The proponent complains because the trial court received evidence that she was engaged in the business of bootlegging intoxicating liquor. As stated above the contestants alleged that the will dated February 18, 1941, was the result of undue influence imposed by Rose Gisler on the volition of the decedent. If Rose Gisler was dealing in and selling intoxicating liquor to her patrons it is obvious she was in a position to sell or give decedent quantities of liquor and thus unduly influence him. Under the issues presented the evidence complained of was not wholly irrelevant or immaterial. Whether such liquor traffic was legal or illegal, furnishing intoxicating liquor to the decedent by Rose Gisler was material. In other words it was material for contestants to show if they could that Rose Gisler was in a position to exercise undue influence on and over the decedent.

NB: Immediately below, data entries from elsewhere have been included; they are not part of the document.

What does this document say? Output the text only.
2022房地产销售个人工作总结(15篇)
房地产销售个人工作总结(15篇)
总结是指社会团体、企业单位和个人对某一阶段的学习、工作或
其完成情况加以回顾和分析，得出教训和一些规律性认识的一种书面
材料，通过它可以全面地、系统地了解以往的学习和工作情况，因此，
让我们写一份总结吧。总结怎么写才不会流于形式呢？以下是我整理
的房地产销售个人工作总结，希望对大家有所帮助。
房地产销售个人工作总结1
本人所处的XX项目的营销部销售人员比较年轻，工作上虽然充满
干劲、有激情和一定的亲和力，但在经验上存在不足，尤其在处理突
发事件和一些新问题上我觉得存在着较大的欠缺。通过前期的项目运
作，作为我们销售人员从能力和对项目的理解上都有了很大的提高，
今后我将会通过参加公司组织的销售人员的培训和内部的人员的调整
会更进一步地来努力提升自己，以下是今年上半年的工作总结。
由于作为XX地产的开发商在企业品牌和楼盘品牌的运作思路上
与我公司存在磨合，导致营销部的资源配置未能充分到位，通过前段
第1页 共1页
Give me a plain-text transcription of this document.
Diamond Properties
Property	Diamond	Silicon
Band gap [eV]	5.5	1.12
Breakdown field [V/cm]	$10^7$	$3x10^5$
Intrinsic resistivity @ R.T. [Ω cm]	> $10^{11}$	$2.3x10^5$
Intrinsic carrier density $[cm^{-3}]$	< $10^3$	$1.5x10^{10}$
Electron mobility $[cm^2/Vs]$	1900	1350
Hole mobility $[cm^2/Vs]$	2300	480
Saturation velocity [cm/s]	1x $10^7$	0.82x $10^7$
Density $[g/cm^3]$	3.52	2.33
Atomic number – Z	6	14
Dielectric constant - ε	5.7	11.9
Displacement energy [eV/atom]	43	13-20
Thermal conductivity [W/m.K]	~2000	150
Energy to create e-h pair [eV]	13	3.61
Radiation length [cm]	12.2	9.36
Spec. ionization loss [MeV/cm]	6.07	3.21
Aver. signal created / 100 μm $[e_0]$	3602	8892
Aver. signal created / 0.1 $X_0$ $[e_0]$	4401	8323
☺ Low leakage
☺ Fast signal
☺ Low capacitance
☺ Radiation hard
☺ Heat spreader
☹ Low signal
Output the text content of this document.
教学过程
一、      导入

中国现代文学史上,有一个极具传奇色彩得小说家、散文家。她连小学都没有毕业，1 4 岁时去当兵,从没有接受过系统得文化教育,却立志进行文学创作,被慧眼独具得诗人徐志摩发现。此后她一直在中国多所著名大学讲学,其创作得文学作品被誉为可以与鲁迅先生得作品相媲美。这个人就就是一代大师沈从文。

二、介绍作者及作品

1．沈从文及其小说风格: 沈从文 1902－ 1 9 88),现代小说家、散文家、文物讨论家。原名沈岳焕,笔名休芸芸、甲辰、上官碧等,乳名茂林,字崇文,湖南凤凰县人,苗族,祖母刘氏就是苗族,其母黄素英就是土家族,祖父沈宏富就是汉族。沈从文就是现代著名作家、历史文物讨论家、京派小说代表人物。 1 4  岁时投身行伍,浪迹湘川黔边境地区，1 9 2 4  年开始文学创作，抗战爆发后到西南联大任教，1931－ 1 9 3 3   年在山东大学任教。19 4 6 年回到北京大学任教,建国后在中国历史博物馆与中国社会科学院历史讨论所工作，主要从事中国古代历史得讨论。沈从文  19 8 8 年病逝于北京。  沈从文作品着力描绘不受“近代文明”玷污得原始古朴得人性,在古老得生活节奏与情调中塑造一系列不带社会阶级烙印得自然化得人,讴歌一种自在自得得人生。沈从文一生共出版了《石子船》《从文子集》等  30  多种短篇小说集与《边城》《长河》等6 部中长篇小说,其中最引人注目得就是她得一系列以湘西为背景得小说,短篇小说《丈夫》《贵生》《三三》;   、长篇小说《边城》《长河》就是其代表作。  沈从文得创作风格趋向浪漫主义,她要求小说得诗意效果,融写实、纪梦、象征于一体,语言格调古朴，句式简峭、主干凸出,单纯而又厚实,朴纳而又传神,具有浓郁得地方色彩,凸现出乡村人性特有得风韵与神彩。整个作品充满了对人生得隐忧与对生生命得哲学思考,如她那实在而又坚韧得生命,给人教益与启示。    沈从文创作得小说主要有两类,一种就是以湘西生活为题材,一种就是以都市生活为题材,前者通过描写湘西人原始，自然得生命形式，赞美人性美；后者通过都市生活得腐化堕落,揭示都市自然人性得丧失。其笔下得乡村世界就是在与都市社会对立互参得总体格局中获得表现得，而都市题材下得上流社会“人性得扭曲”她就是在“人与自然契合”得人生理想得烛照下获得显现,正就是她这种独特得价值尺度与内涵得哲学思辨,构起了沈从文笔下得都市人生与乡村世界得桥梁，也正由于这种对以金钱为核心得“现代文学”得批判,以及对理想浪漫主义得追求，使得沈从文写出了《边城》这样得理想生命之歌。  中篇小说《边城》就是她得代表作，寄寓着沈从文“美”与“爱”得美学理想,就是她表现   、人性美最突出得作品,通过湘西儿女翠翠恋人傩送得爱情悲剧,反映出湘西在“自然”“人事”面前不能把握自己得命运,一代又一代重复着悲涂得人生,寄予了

In re Estate of Hampton, 39 Cal.App.2d 488, 498, 103 P.2d 611.
She also complains because the trial court received evidence of the fact that she and Fred Hernandez were at the time the will was executed, and had been for some years before, living together as man and wife. The contestants reply that the evidence was admissible for the purpose of showing bias of Fred Hernandez in favor of the proponent. We think that that reply is quite sufficient. In re Estate of Kasson, 127 Cal. 496, 500, 59 P. 950.
During the trial the proponent offered in evidence the death certificate of George Wolleb. The trial court admitted it for the purpose of proving death. It was admissible for the purpose for which it was admitted. In re Estate of Lenci, 106 Cal.App. 171, 175, 288 P. 841. But the proponent claims that said certificate was admissible as evidence in proof of all facts therein contained. (Health and Saf. Code, § 10551, St.1939 p. 751.) Assuming, without deciding, that claim to be sound, we find no prejudicial error in the ruling. The certificate recites “Immediate cause of death cardiac failure due to arterio sclerosis.” Neither of those facts was in issue. Both recitals were merely cumulative of other evidence that was contained in the record.
The judgment appealed from is affirmed.
NOURSE, P. J., and SPENCE, J., concurred.